Department of Ophthalmology and Neuroscience Center of Excellence, Louisiana State University Health Sciences Center, New Orleans, Louisiana 70112, Electron Microscope Laboratory, Tulane University, New Orleans, Louisiana 70118, Department of Ophthalmology, Georgia Health Sciences University, Augusta, Georgia 30912, and Jules Stein Eye Institute, The University of California, Los Angeles School of Medicine, Los Angeles, California 90095.

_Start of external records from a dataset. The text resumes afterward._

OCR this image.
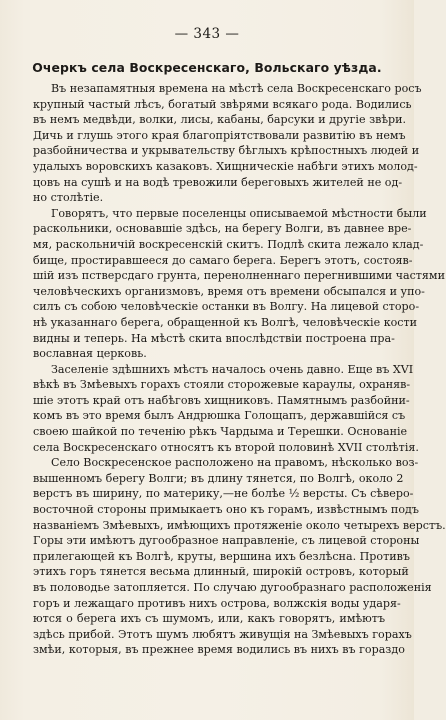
— 343 —
Очеркъ села Воскресенскаго, Вольскаго уѣзда.
Въ незапамятныя времена на мѣстѣ села Воскресенскаго росъ
крупный частый лѣсъ, богатый звѣрями всякаго рода. Водились
въ немъ медвѣди, волки, лисы, кабаны, барсуки и другіе звѣри.
Дичь и глушь этого края благопріятствовали развитію въ немъ
разбойничества и укрывательству бѣглыхъ крѣпостныхъ людей и
удалыхъ воровскихъ казаковъ. Хищническіе набѣги этихъ молод-
цовъ на сушѣ и на водѣ тревожили береговыхъ жителей не од-
но столѣтіе.
Говорятъ, что первые поселенцы описываемой мѣстности были
раскольники, основавшіе здѣсь, на берегу Волги, въ давнее вре-
мя, раскольничій воскресенскій скитъ. Подлѣ скита лежало клад-
бище, простиравшееся до самаго берега. Берегъ этотъ, состояв-
шій изъ пстверсдаго грунта, перенолненнаго перегнившими частями
человѣческихъ организмовъ, время отъ времени обсыпался и упо-
силъ съ собою человѣческіе останки въ Волгу. На лицевой сторо-
нѣ указаннаго берега, обращенной къ Волгѣ, человѣческіе кости
видны и теперь. На мѣстѣ скита впослѣдствіи построена пра-
вославная церковь.
Заселеніе здѣшнихъ мѣстъ началось очень давно. Еще въ XVI
вѣкѣ въ Змѣевыхъ горахъ стояли сторожевые караулы, охраняв-
шіе этотъ край отъ набѣговъ хищниковъ. Памятнымъ разбойни-
комъ въ это время былъ Андрюшка Голощапъ, державшійся съ
своею шайкой по теченію рѣкъ Чардыма и Терешки. Основаніе
села Воскресенскаго относятъ къ второй половинѣ XVII столѣтія.
Село Воскресенское расположено на правомъ, нѣсколько воз-
вышенномъ берегу Волги; въ длину тянется, по Волгѣ, около 2
верстъ въ ширину, по материку,—не болѣе ½ версты. Съ сѣверо-
восточной стороны примыкаетъ оно къ горамъ, извѣстнымъ подъ
названіемъ Змѣевыхъ, имѣющихъ протяженіе около четырехъ верстъ.
Горы эти имѣютъ дугообразное направленіе, съ лицевой стороны
прилегающей къ Волгѣ, круты, вершина ихъ безлѣсна. Противъ
этихъ горъ тянется весьма длинный, широкій островъ, который
въ половодье затопляется. По случаю дугообразнаго расположенія
горъ и лежащаго противъ нихъ острова, волжскія воды ударя-
ются о берега ихъ съ шумомъ, или, какъ говорятъ, имѣютъ
здѣсь прибой. Этотъ шумъ любятъ живущія на Змѣевыхъ горахъ
змѣи, которыя, въ прежнее время водились въ нихъ въ гораздо
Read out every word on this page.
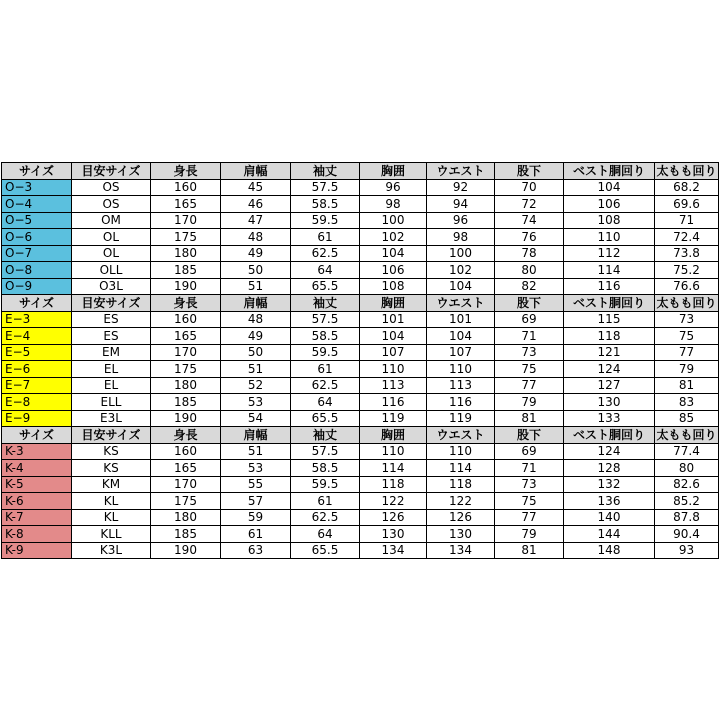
サイズ	目安サイズ	身長	肩幅	袖丈	胸囲	ウエスト	股下	ベスト胴回り	太もも回り
O−3	OS	160	45	57.5	96	92	70	104	68.2
O−4	OS	165	46	58.5	98	94	72	106	69.6
O−5	OM	170	47	59.5	100	96	74	108	71
O−6	OL	175	48	61	102	98	76	110	72.4
O−7	OL	180	49	62.5	104	100	78	112	73.8
O−8	OLL	185	50	64	106	102	80	114	75.2
O−9	O3L	190	51	65.5	108	104	82	116	76.6
サイズ	目安サイズ	身長	肩幅	袖丈	胸囲	ウエスト	股下	ベスト胴回り	太もも回り
E−3	ES	160	48	57.5	101	101	69	115	73
E−4	ES	165	49	58.5	104	104	71	118	75
E−5	EM	170	50	59.5	107	107	73	121	77
E−6	EL	175	51	61	110	110	75	124	79
E−7	EL	180	52	62.5	113	113	77	127	81
E−8	ELL	185	53	64	116	116	79	130	83
E−9	E3L	190	54	65.5	119	119	81	133	85
サイズ	目安サイズ	身長	肩幅	袖丈	胸囲	ウエスト	股下	ベスト胴回り	太もも回り
K-3	KS	160	51	57.5	110	110	69	124	77.4
K-4	KS	165	53	58.5	114	114	71	128	80
K-5	KM	170	55	59.5	118	118	73	132	82.6
K-6	KL	175	57	61	122	122	75	136	85.2
K-7	KL	180	59	62.5	126	126	77	140	87.8
K-8	KLL	185	61	64	130	130	79	144	90.4
K-9	K3L	190	63	65.5	134	134	81	148	93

J Neurosci. 2013 Oct 30;33(44):17458-68. doi: 10.1523/JNEUROSCI.1380-13.2013.
Interphotoreceptor retinoid-binding protein (IRBP) secreted by photoreceptors plays a pivotal role in photoreceptor survival with an unknown mechanism. A mutation in the human IRBP has been linked to retinitis pigmentosa, a progressive retinal degenerative disease. Mice lacking IRBP display severe early and progressive photoreceptor degeneration. However, the signaling pathway(s) leading to photoreceptor death in IRBP-deficient mice remains poorly understood. Here, we show that amounts of tumor necrosis factor-α (TNF-α) in the interphotoreceptor matrix and retinas of Irbp(-/-) mice were increased more than 10-fold and fivefold, respectively, compared with those in wild-type mice. Moreover, TNF-α receptor 1, an important membrane death receptor that mediates both programmed apoptosis and necrosis, was also significantly increased in Irbp(-/-) retina, and was colocalized with peanut agglutinin to the Irbp(-/-) cone outer segments. Although these death signaling proteins were increased, the caspase-dependent and independent apoptotic pathways were mildly activated in the Irbp(-/-) retinas, suggesting that other cell death mechanism(s) also contributes to the extensive photoreceptor degeneration in Irbp(-/-) retina. We found that receptor interacting protein 1 and 3 (RIP1 and RIP3) kinases, the intracellular key mediators of TNF-induced cellular necrosis, were elevated at least threefold in the Irbp(-/-) retinas. Moreover, pharmacological inhibition of RIP1 kinase significantly prevented cone and rod photoreceptor degeneration in Irbp(-/-) mice. These results reveal that RIP kinase-mediated necrosis strongly contributes to cone and rod degeneration in Irbp(-/-) mice, implicating the TNF-RIP pathway as a potential therapeutic target to prevent or delay photoreceptor degeneration in patients with retinitis pigmentosa caused by IRBP mutation.
光感受器分泌的间视网膜视黄醇结合蛋白(IRBP)在光感受器存活中起着关键作用,但其机制尚不清楚。人类 IRBP 的突变与一种进行性视网膜退行性疾病——色素性视网膜炎有关。缺乏 IRBP 的小鼠表现出严重的早期和进行性光感受器变性。然而,IRBP 缺陷型小鼠中导致光感受器死亡的信号通路仍知之甚少。在这里,我们发现与野生型小鼠相比,IRBP(-/-) 小鼠的光感受器间基质和视网膜中的肿瘤坏死因子-α(TNF-α)含量分别增加了 10 多倍和 5 倍。此外,TNF-α受体 1,一种重要的膜死亡受体,介导程序性细胞凋亡和坏死,在 Irbp(-/-) 视网膜中也显著增加,并且与花生凝集素一起定位于 Irbp(-/-) 锥体外节。尽管这些死亡信号蛋白增加,但 caspase 依赖性和非依赖性凋亡途径在 Irbp(-/-) 视网膜中仅轻度激活,这表明其他细胞死亡机制也有助于 Irbp(-/-) 视网膜中广泛的光感受器变性。我们发现,受体相互作用蛋白 1 和 3(RIP1 和 RIP3)激酶是 TNF 诱导的细胞坏死的细胞内关键介质,在 Irbp(-/-) 视网膜中至少升高了三倍。此外,RIP1 激酶的药理学抑制显著阻止了 Irbp(-/-) 小鼠中锥体和杆状光感受器的变性。这些结果表明,RIP 激酶介导的坏死强烈导致 Irbp(-/-) 小鼠中的锥体和杆状光感受器变性,提示 TNF-RIP 途径可能成为预防或延迟由 IRBP 突变引起的色素性视网膜炎患者光感受器变性的潜在治疗靶点。